Ora, tendo os recorrentes frequentado as sessões de formação, e realizado os 11 testes escritos, sucedeu que obtiveram, pelo menos, três resultados inferiores a 10 valores, sem arredondamentos (cf. acta documentada a fls. 18 e segs.), embora a média aritmética dos mesmos resultados por eles obtidos no conjunto dos testes, segundo alegam, tivesse sido igual ou superior a 10 valores, o que no entanto é contestado pela AR relativamente à candidata A..., visto que quanto a ela a referida média terá sido inferior a 10 valores.
Foi então que, de harmonia com tais ponderações e avaliações, e atentos os resultados especificados na alínea h) da Mª de Fº, que o júri deliberou considerar os recorrentes como “não aptos”, o que foi homologado pelo CSTAF”.
Embora sem uma refutação muito desenvolvida da tese defendida pela entidade recorrida, sobre a não aplicação em concreto do critério em causa, é indiscutível que o acórdão considerou que tal interpretação do conteúdo do acto não era verdadeira.
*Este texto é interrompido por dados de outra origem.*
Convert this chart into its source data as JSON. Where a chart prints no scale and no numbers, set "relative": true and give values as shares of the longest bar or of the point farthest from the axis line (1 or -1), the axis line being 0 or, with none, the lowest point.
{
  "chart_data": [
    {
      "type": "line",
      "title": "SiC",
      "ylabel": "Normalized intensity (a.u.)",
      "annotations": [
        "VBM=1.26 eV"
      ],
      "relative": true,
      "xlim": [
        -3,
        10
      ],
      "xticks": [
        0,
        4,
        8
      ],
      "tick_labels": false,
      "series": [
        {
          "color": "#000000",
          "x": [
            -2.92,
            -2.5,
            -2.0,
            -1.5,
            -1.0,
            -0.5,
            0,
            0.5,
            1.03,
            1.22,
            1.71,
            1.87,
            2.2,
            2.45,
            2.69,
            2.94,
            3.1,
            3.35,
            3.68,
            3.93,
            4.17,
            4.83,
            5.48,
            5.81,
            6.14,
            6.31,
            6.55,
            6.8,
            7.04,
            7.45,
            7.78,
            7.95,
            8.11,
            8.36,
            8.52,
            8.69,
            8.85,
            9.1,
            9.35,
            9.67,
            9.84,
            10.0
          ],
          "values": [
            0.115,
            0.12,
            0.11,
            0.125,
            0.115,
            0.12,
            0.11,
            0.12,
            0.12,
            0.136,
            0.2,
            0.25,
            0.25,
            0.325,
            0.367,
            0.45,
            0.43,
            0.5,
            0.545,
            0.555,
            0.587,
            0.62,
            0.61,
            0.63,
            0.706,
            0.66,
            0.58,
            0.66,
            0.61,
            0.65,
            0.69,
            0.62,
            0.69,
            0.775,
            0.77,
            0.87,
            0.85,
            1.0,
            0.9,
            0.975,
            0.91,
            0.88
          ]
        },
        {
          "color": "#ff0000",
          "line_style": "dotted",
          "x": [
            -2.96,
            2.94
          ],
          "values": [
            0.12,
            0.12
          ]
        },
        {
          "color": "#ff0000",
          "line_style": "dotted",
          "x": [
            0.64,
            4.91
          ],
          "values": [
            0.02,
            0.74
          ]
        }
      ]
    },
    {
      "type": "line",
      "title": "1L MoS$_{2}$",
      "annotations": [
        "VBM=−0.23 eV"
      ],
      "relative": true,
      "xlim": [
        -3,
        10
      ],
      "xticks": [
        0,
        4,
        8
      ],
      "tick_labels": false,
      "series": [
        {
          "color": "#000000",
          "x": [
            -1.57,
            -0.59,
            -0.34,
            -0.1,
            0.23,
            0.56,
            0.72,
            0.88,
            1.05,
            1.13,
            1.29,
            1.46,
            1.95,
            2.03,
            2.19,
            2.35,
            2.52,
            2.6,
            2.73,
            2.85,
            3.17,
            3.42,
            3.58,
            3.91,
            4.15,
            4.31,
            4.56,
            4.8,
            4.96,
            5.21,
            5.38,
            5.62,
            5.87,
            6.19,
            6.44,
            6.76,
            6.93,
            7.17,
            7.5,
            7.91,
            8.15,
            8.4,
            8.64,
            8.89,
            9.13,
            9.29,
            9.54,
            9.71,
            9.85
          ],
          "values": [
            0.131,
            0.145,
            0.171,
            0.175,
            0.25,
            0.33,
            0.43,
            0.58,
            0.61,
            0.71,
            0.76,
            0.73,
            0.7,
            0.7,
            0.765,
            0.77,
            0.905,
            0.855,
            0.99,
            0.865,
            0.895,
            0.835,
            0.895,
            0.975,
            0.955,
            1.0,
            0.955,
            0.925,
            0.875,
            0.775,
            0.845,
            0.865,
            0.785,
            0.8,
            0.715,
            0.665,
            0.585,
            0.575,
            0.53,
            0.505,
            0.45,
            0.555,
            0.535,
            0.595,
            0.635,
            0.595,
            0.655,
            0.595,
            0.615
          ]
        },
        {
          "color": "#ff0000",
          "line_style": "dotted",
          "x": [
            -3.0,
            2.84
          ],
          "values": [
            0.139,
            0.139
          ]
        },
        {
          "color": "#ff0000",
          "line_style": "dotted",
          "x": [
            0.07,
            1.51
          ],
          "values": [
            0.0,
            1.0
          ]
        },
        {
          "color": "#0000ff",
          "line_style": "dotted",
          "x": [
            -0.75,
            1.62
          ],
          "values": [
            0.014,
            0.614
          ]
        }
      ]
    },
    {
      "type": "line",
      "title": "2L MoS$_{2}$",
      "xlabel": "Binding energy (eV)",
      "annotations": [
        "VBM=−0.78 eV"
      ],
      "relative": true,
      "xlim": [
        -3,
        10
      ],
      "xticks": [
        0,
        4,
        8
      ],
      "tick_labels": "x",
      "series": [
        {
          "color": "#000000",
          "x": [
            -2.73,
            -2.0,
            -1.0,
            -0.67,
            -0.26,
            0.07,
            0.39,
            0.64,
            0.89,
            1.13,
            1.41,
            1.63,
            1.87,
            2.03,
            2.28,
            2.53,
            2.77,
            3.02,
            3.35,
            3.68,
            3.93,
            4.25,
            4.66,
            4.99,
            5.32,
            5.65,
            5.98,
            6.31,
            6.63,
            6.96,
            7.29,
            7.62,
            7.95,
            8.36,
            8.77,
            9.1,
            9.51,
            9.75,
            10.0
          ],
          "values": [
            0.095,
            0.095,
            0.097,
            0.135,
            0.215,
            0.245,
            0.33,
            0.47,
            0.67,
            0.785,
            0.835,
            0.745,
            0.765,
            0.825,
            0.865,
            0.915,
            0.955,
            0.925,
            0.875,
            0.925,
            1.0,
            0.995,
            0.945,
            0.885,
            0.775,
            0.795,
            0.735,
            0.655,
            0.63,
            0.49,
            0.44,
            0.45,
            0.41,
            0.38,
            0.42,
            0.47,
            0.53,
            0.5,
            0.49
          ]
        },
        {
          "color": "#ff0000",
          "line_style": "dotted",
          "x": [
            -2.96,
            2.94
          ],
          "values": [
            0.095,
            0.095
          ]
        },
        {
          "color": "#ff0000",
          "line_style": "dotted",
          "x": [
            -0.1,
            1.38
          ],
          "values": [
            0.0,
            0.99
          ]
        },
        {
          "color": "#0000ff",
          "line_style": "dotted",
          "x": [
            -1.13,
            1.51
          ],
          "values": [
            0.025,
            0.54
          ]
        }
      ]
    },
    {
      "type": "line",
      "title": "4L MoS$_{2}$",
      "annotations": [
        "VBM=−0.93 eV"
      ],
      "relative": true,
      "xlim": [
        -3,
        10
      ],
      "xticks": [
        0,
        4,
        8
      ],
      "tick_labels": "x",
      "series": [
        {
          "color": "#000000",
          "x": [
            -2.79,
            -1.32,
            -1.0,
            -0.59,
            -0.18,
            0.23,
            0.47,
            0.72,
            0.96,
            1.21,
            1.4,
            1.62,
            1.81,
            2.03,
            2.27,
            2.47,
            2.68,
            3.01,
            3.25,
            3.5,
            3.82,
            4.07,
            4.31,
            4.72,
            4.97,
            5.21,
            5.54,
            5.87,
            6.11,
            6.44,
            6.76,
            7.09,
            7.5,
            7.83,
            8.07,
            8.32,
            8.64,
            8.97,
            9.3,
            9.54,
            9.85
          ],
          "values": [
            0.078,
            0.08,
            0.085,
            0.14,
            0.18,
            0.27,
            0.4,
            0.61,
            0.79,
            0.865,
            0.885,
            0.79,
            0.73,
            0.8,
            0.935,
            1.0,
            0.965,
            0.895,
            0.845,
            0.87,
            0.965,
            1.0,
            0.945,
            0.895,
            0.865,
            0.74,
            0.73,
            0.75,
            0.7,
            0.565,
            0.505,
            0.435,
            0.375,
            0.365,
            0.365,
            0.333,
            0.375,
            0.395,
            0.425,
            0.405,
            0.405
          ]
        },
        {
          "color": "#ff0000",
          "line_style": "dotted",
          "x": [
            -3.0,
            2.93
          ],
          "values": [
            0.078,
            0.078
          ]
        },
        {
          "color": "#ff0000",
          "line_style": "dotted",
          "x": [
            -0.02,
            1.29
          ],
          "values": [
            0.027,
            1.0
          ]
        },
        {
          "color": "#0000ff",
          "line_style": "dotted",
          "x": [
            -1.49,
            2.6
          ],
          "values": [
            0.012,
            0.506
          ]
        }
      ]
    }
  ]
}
Da parte final do acórdão, acima transcrita, mais concretamente com a expressão “…de harmonia com tais ponderações e avaliações, e atentos os resultados especificados na alínea h) da Mª de Fº, que o júri deliberou considerar os recorrentes como “não aptos”, o que foi homologado pelo CSTAF” resulta que o acórdão entendeu que a homologação se limitou a considerar os candidatos não aptos, mas estendeu-se a toda a “deliberação do júri”, feita de harmonia com as referidas ponderações e avaliações.
Para chegar a esta conclusão, o acórdão não apelou a qualquer regra ou princípio jurídico, não extravasando a mera literalidade do acto e a descrição das vicissitudes que o precederam.
A não indicação de qualquer regra ou princípio jurídico é também um indício claro e seguro de que, nesta interpretação culminando com a fixação da vontade declarada através do acto impugnado, não apelou, nem aplicou, qualquer regra, princípios ou conceitos jurídicos.
Assim e em resumo, (i) estando em causa o apuramento da vontade real constante de um acto administrativo (que é matéria de facto); (ii) não tendo a entidade recorrida ora recorrente imputado ao acórdão a violação de qualquer regra, princípio ou conceito jurídico no apuramento e recorte dessa vontade; (iii) não tendo o acórdão, por seu turno, aplicado qualquer regra, princípio ou conceito jurídico para concluir pela existência da referida vontade declarada; e, finalmente (iv) não podendo o Pleno da 1ª Secção, controlar a prudente convicção do julgador quanto à fixação da matéria de facto deve ter-se por assente que a entidade recorrida ao homologar a deliberação do júri, através do acto impugnado contenciosamente, aplicou o critério que este definira.
Deve, em consequência, negar-se provimento ao recurso pois, como acima se viu, o critério em causa foi ilegalmente criado.
3. Decisão
Face ao exposto, os juízes do Pleno da 1ª Secção do Supremo Tribunal Administrativo acordam em negar provimento ao recurso.
Sem custas.
Lisboa, 23 de Maio de 2006. António São Pedro (Relator) – António Samagaio – Rosendo José – Maria Angelina Domingues – Luís Pais Borges – Jorge de Sousa – Alberto Costa Reis – Adérito Santos.